Certamente la scuola bolognese «ha inciso nei termini della definizione delle
proporzioni tra paesaggio e figure, del ritmo compositivo e della maggiore
aderenza al reale» (p. 115), ma i paesaggi del periodo bolognese di Annibale funzionano
per sovrapposizione di piani, senza adeguata resa prospettica (p. 97).
Da Bril a Poussin
È partendo proprio dall’influenza scenografica che Spataro trova più facile e logico leggere l’arte dei grandi paesaggisti della prima metà del Seicento. «I dipinti di Paul Bril, già a partire dal primo decennio del Seicento, sono testimoni della nuova tipologia nella rappresentazione del paesaggio boschivo. La composizione è organizzata intorno ad uno spazio centrale libero, che lascia scorrere lo sguardo verso il fondo attraverso l’introduzione di due masse vegetali ai lati, le cui dimensioni digradano a mano a mano che i piani del terreno avanzano in profondità» (p. 95). Analogo (decenni dopo) il caso di Claude Lorrain, ad esempio nel Paesaggio con figure danzanti della Galleria Doria Pamphilj; particolarmente importante è quello di Poussin e delle cosiddette ‘tele Roscioli’, ovvero il San Matteo e l’angelo e il San Giovanni a Patmos, la cui esecuzione è collocata fra 1637 e 1639.
Nicolas Poussin, San Matteo e l'Angelo, Berlino, Gemäldegalerie Fonte: Sailko tramite Wikimedia Commons |
Sino a oggi, l’impiego della
prospettiva centrale per il paesaggio da parte di Poussin, in un momento in cui
si credeva che fosse caduta in disuso a Roma, è stato spiegato con la lettura degli
scritti di prospettiva di Desargues (1591-1661), cominciati a partire dal 1636.
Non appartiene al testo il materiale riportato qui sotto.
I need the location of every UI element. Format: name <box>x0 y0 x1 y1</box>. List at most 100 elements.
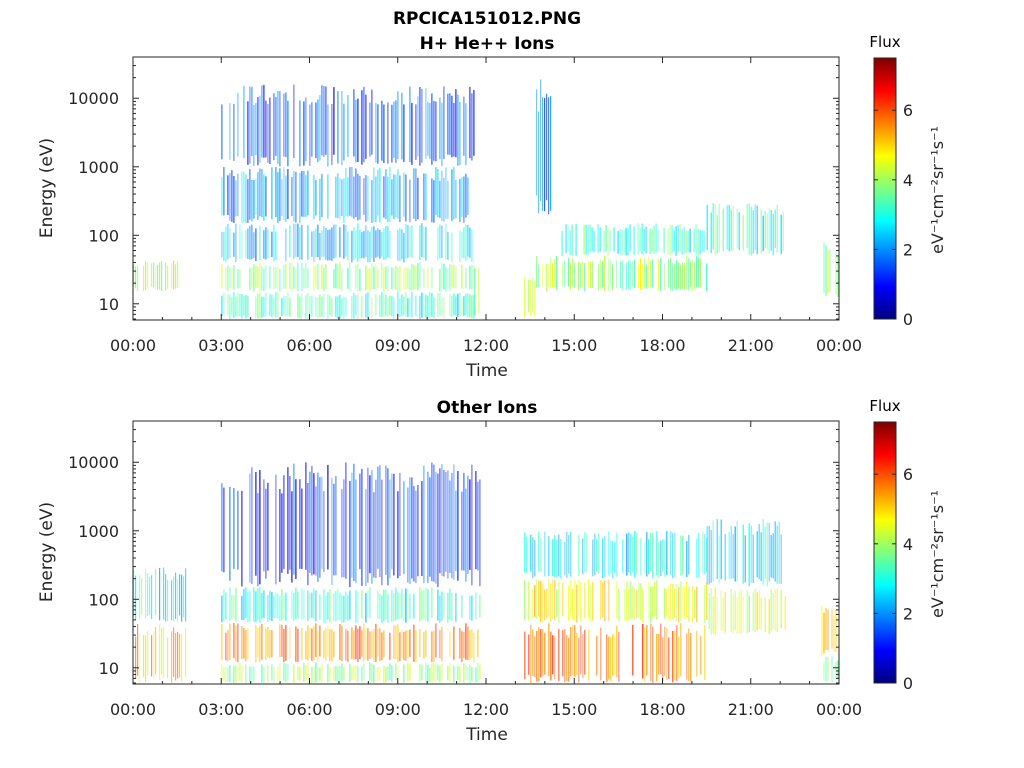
flux-strip <box>249 168 251 220</box>
flux-strip <box>469 86 471 159</box>
flux-strip <box>650 260 652 288</box>
flux-strip <box>257 266 259 288</box>
flux-strip <box>337 666 339 682</box>
flux-strip <box>431 462 433 582</box>
flux-strip <box>393 267 395 289</box>
flux-strip <box>245 664 247 683</box>
flux-strip <box>223 292 225 316</box>
flux-strip <box>287 169 289 220</box>
flux-strip <box>339 592 341 621</box>
colorbar-scale <box>873 57 897 320</box>
flux-strip <box>355 168 357 217</box>
flux-strip <box>652 626 654 683</box>
flux-strip <box>703 230 705 252</box>
flux-strip <box>407 662 409 682</box>
flux-strip <box>738 212 740 251</box>
flux-strip <box>544 589 546 621</box>
flux-strip <box>301 262 303 292</box>
flux-strip <box>677 225 679 253</box>
flux-strip <box>627 227 629 256</box>
flux-strip <box>239 662 241 682</box>
flux-strip <box>337 173 339 219</box>
flux-strip <box>441 225 443 258</box>
flux-strip <box>698 257 700 287</box>
flux-strip <box>574 262 576 288</box>
flux-strip <box>697 228 699 256</box>
flux-strip <box>369 631 371 659</box>
flux-strip <box>419 664 421 681</box>
flux-strip <box>395 174 397 218</box>
flux-strip <box>658 541 660 578</box>
flux-strip <box>273 266 275 290</box>
flux-strip <box>337 264 339 289</box>
flux-strip <box>411 225 413 258</box>
flux-strip <box>277 667 279 681</box>
flux-strip <box>319 625 321 657</box>
flux-strip <box>339 294 341 319</box>
flux-strip <box>401 294 403 316</box>
flux-strip <box>377 667 379 681</box>
flux-strip <box>626 262 628 291</box>
flux-strip <box>229 103 231 160</box>
flux-strip <box>235 625 237 662</box>
flux-strip <box>670 583 672 621</box>
flux-strip <box>548 536 550 577</box>
flux-strip <box>403 664 405 683</box>
flux-strip <box>471 295 473 319</box>
flux-strip <box>714 204 716 256</box>
flux-strip <box>333 631 335 658</box>
flux-strip <box>183 576 185 618</box>
flux-strip <box>821 606 823 655</box>
flux-strip <box>261 296 263 318</box>
flux-strip <box>630 580 632 619</box>
flux-strip <box>626 581 628 622</box>
flux-strip <box>722 208 724 252</box>
flux-strip <box>283 296 285 316</box>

Eppure Poussin non era ancora tornato in Francia e L’example de l’une de
manieres unverselles touchant la pratique de la Perspective di Desargues (il suo primo scritto in materia) conteneva
una sola tavola, poco utile a qualsiasi pittore. Possibili contatti fra Poussin
e Desargues sono testimoniati dal 1640. Spataro ritiene piuttosto che le tele
Roscioli siano il risultato di quanto avvenne sui palchi dei teatri prima, e
poi in ambito di pittura di paesaggio fra fine Cinque e inizio Seicento.
Ritiene peraltro più probabile che, se di influenza prospettica si debba
parlare, essa faccia riferimento agli insegnamenti di Matteo Zaccolini, avanzando quindi un’ipotesi suggestiva, che merita di essere ulteriormente indagata.
Infine…
Una recensione con soli elogi non è
credibile: ammetto che avrei gradito molto la presenza, in fondo al libro,
dell’indice dei nomi.
NOTE
[1] Segnatura Special Collections Department, m. 880394.